In accordance with District-wide standards for 21st Century education that Rachlin Partners developed with the District’s staff, the interior classroom design includes moveable furniture, information technology with a flexible and expandable backbone, and multiple video monitors that enable the classroom to be adapted to various teaching methodologies. A core component of the building’s program is the dual-purpose choir and band room, accommodating the needs of the school’s student musicians for practice space and instrument storage. The room is acoustically isolated to ensure that music and sound do not interfere with instruction in other classrooms.
For the exterior form, Rachlin Partners drew inspiration from the adjacent Ethel Pope Auditorium, developing a complementary aesthetic that is modern yet respectful of the school’s history and original Romanesque and Classical Renaissance-style buildings built in 1923.
“We are so pleased with the transformation of Santa Maria High School,” says Michael Rachlin, AIA, Founding Partner of Rachlin Partners. "It’s now a fully modernized environment that is environmentally and contextually sensitive, as well as fully equipped with the latest learning technology. The end result is a fully adaptable structure that can easily be transformed for new uses moving into the future.”
Designed to CHPS standards, the Classroom Building incorporates several systems to improve air quality, reduce energy needs, and conserve water. Furthermore, the building itself was designed to be an interactive learning tool. There are demonstration areas insides and outside the building equipped with “QR” codes for students to access on their smart devices and receive detailed information about how each system works. Students can monitor and track the systems to verify actual usage and savings.
-Air quality – the Classroom Building is designed with materials that emit very low amounts of volatile compounds (VOCs).
-Energy Efficiency – Air handlers respond to individual classroom demand by providing only what is needed, for a much more efficient use of energy.
-The windows are dual pane Low-E glass which greatly reduces the transmission of heat, by blocking 67% of the unwanted solar energy from entering, while allowing visible light to penetrate.
-Lights automatically turn off in unoccupied spaces, maximizing energy efficiency.
-Water Reduction – automatic hand dryers installed use 80% less energy to operate than standard hand dryers. This also eliminates unrecycled paper towel waste.
-Restroom fixtures have controlled usage.
-Toilets use 20% less water than many similar low volume fixtures, saving 45,000 gallons of water per year.
-Urinals use 87% less water than similar fixtures, saving 61,000 gallons of water per year.
-Lavatory faucets automatically turn off and the batteries used to operate the valve draw their power from a hydroelectric generator.
Solar panels function as shading elements covering the new, 2,700 square foot band shell structure just west of the Classroom Building.
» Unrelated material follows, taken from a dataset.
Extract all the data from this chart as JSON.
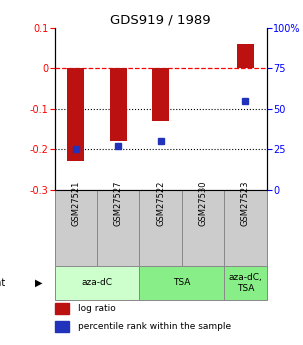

The panels offer the ideal combination of shade for the students while rehearsing or performing outdoors, and full exposure to the sun to generate the maximum amount of electrical energy possible for the classrooms.
The characteristics of the SMHS solar panel system include:
-256 total panels – 128 panels in the Classroom Building system, 102 on the Band Shell and 26 on the building roof.
-The solar panel system can collect as much as 32 kilowatts of electricity per hour. The power is input into the electrical system through inverters to the main distribution panel at 480V, 3 phase.
-The solar panel generated is about 20% - 25% of the building’s total electrical need.